This case study features Diablo, a 3.5 year old, Pitbull, lab mix. Diablo was adopted from the shelter when he was about 5 months old.
Diablo and his family had worked with other trainers to help with his reactivity to dogs. They struggled with the fact that Diablo was not consistently motivated for food or toys, especially when he became anxious. They felt like they kept on hitting dead ends in his training, and were not sure how to progress.
His family wanted to enjoy their walks with him, and help him learn how to socialize with dogs belonging to close family and friends.
They felt frustrated because the moment Diablo was around another dog they lost all connection to him. Diablo would bark, lunge and begin biting or chewing on his leash. As a result, they frequently felt they could not include him as much as they wanted to in their everyday activities, and they felt stressed taking him out for daily walks.
Diablo’s family was referred to my by another trainer that felt unsure of how to help him progress in his training.
The first step was to establish motivation in training. To do this we needed to develop healthy eating habits. Diablo was being free fed. This means that because Diablo was a very “picky” eater, his parents were in the habit of leaving food available throughout the day. This de-valued food, and only made him “pickier” about when and what he ate. We started off by adjusting the amount of food that was being offered at each meal, and any food that was not eaten within 5-10 minutes was picked up.
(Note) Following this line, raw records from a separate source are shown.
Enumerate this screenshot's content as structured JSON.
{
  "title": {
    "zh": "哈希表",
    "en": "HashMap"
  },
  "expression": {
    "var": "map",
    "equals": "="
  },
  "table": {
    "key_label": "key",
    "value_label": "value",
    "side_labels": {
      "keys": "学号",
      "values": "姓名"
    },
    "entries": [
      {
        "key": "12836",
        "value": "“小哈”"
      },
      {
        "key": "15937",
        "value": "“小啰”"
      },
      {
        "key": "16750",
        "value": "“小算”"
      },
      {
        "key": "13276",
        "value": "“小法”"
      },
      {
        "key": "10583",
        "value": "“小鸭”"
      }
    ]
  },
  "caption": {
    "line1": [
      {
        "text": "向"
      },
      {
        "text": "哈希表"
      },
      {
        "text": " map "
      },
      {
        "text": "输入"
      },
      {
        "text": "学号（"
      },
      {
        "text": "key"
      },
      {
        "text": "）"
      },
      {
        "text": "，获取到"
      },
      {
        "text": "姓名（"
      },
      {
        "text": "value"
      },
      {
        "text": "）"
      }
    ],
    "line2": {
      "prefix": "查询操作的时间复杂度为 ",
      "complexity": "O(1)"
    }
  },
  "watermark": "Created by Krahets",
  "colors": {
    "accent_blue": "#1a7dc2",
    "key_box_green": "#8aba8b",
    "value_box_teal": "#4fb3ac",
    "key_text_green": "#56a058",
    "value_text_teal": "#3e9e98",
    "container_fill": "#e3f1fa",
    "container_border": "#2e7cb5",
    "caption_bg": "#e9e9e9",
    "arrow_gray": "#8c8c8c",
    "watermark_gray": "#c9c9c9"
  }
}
We knew we had found the appropriate quantity of food when Diablo was consistently eating breakfasts and dinner for a period of one week.
Food had also become “poisoned” because Diablo had frequently associated food with highly stressful situations (ie. the close proximity of other dogs). So it was important that we begin pairing food with other highly reinforcing activities. We paired food with games of tug, going outside his front door for a walk, and games where Diablo would jump around to catch bubbles! He started to learn that food did not always predict stressful events.
Once we had established motivation in training, we started to set his foundation. We started Mat Work training. Mat Work training improves communication, strengthens trust and can be used to “put relaxation on cue.” This is similar to the way people that practice yoga or meditation feel calmer when they pull out their cushion or yoga mat. Once these foundation patterns were well established we began to use the mat to facilitate two way communication.
The mat was used to promote calm behavior, and as a diagnostic tool to assess when Diablo was at-threshold or over-threshold.
Once a healthy eating schedule was established, Diablo showed dramatic improvement in his response to training. The same games and activities that his family loved to play with Diablo were used to re-frame Diablo’s association with training. They learned how to incorporate these games into his training to help alleviate stress, improve retention of newly learned skills and to help him decompress after a particularly challenging training session.
It wasn’t long before his owners started to report that Diablo was starting to “check-in” when he saw other dogs on walks. They were even more excited to note that if he did go “over-threshold” he would quickly recover, whereas previously, this would have left him frantic, and worked up for the remainder of their walk.